On Wednesday, White House staff informed a CNN White House reporter, Kaitlan Collins, that she was not permitted to attend an open press availability at the White House with President Donald Trump and European Commission president Jean-Claude Juncker. Her offense? While working as the press pool reporter (a small group of reporters who share information with the wider press corps), Collins didn’t ask questions pertaining to the Trump-Juncker meeting but about Vladimir Putin and the president’s former attorney, Michael Cohen. When the White House later announced the Trump-Juncker availability, Collins was told she wasn’t invited.
The president’s well-known hostility to CNN has intensified in recent days. Last month he refused to take a question from the network’s reporter in London, and the New York Times recently obtained a White House email that mentioned Trump’s anger at finding an Air Force One television tuned to CNN.
Press Secretary Sarah Huckabee Sanders offered the White House’s version of the kerfuffle: “At the conclusion of a press event in the Oval Office a reporter shouted questions and refused to leave despite repeatedly being asked to do so. Subsequently, our staff informed her she was not welcome to participate in the next event, but made clear that any other journalist from her network could attend.” According to other reporters in the press pool, Collins spoke neither disrespectfully nor loudly.

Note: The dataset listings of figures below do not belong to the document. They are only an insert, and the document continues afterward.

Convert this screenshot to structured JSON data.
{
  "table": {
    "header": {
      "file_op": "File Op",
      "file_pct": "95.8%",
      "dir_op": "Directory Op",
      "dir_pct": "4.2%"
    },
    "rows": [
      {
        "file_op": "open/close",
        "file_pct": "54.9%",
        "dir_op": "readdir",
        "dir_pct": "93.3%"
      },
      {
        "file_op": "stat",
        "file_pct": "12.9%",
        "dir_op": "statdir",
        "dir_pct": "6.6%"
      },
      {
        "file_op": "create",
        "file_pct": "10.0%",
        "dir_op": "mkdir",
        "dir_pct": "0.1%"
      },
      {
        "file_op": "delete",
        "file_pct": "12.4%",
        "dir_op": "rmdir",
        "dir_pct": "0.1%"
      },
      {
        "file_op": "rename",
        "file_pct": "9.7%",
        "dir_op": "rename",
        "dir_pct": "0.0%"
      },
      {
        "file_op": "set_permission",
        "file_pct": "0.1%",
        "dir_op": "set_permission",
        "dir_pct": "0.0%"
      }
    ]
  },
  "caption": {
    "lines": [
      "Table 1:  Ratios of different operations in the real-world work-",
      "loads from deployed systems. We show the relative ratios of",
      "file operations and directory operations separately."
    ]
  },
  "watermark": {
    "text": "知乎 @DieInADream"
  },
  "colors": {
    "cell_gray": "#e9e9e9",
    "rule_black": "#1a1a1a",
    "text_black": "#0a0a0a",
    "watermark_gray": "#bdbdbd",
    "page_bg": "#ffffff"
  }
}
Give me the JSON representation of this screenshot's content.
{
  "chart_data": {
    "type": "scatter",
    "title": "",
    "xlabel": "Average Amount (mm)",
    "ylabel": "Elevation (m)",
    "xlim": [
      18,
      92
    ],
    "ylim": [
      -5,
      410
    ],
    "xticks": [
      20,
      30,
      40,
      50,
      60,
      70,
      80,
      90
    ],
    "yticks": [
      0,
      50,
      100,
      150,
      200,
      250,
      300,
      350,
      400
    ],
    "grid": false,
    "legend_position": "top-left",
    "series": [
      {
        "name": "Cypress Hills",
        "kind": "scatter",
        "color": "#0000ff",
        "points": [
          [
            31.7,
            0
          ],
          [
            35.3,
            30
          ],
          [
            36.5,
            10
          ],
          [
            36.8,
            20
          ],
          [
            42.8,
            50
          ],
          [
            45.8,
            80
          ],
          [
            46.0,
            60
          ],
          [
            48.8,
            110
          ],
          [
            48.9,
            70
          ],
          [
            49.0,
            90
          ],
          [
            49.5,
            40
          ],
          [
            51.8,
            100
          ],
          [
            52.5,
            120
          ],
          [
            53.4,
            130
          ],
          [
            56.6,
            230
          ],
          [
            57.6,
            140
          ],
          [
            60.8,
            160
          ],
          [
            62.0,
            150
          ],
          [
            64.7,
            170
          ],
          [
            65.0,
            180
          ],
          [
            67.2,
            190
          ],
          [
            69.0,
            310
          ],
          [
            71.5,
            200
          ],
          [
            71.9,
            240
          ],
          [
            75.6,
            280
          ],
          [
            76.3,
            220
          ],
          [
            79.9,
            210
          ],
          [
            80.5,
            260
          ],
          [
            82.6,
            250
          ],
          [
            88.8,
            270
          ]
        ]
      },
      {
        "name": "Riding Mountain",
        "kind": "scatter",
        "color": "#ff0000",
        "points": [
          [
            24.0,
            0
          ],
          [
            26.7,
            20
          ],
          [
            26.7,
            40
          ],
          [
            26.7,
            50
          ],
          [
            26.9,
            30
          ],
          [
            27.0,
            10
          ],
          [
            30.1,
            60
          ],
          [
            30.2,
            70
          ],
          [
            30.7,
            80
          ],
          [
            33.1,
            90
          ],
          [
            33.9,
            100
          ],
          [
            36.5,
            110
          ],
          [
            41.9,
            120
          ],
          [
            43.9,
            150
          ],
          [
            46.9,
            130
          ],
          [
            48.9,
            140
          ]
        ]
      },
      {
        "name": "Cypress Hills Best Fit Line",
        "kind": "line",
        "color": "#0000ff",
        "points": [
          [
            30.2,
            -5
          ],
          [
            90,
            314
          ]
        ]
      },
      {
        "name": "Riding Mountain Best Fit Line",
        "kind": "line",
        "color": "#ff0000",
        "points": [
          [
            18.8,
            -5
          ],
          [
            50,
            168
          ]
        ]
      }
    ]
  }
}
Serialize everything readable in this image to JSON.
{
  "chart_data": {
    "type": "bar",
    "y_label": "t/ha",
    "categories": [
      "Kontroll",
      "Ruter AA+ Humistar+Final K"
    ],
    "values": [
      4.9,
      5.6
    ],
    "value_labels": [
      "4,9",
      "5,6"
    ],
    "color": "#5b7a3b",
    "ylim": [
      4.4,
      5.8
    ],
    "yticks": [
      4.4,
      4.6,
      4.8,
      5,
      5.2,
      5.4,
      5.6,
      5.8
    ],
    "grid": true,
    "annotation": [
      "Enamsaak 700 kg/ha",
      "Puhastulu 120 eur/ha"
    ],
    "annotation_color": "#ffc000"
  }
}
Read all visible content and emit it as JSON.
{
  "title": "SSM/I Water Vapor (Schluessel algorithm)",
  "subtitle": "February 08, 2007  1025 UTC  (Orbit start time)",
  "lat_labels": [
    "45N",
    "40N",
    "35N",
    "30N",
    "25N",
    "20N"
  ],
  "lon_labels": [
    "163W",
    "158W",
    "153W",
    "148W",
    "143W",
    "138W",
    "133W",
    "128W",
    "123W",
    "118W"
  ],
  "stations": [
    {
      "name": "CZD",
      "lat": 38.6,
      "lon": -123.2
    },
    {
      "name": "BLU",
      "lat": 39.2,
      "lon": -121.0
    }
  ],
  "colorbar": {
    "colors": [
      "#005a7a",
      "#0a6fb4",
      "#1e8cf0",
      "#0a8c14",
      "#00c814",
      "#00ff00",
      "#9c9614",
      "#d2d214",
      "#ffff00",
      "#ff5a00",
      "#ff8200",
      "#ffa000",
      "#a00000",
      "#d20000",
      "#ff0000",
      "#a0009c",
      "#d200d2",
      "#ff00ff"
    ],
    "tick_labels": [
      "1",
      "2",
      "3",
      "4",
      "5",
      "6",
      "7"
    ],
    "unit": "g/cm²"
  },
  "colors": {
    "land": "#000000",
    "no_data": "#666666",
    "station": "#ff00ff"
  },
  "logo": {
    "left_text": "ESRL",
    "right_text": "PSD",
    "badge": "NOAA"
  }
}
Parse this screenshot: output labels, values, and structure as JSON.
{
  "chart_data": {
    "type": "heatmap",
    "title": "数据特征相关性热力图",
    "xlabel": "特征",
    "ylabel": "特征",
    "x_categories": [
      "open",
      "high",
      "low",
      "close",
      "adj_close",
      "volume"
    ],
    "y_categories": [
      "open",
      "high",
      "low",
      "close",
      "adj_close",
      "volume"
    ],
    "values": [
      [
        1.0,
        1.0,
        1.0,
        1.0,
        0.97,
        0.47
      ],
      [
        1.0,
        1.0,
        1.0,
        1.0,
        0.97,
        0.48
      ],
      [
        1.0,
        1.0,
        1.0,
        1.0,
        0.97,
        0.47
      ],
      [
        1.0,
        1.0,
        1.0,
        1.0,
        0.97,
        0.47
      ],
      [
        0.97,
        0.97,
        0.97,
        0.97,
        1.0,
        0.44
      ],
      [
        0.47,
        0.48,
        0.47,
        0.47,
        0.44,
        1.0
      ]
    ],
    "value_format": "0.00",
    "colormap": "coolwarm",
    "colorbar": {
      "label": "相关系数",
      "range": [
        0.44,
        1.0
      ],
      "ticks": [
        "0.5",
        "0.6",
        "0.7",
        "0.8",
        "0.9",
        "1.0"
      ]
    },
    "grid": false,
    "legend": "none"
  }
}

Banning a reporter from an open-press White House event is virtually unheard of. We can recall only one—Robert Sherrill, correspondent for the Nation, who was denied a security clearance by Secret Service during the Johnson administration because he had once punched the press secretary for the governor of Florida. Probably LBJ just didn’t want him around. Before and since then, presidents of both parties have suffered not just hostile reporters but crackpots and weirdos attending White House press events.
We have not seen video of the disputed press pool encounter, but we don’t need to. Collins’s allegedly “disrespectful” questions weren’t the reason for her disinvitation. The reason was her employer, CNN, which the president regards not merely as untrustworthy or hostile but as deeply sinister. It’s true that Barack Obama regarded Fox News with open contempt, and that in one instance his staff attempted to exclude FNC from a press availability with a Treasury official. Fox News anchor Bret Baier remembers it well, and remembers also that other networks—including CNN—refused to attend the availability unless Fox was included. Baier on Wednesday expressed vocal opposition to the exclusion of CNN.
But Obama’s disdain doesn’t compare with Trump’s abhorrence of CNN. It’s true that CNN programming—from the early morning straight through primetime—is often hostile to Trump. And some of its reporters and anchors—Jim Acosta and Chris Cuomo, in particular—have become caricatures of the kinds of unthinking bias that contributes to the widespread distrust of the mainstream media. But Trump’s obsession with CNN is irrational and his constant and frequently personal attacks on the organization and its employees are regrettable. Every elected official gets some bad press. No one in the world receives more critical scrutiny than an American president. This is true particularly if the American president makes a habit saying things that are either demonstrably false or deliberately provocative—sometimes both. It’s paranoid and puerile to treat one media organization as uniquely guilty of all that’s wrong with society.
On Tuesday, the president of Fox News, Jay Wallace, said in a statement: “We stand in strong solidarity with CNN for the right to full access for our journalists as part of a free and unfettered press.” We’re glad he said it. We do, too.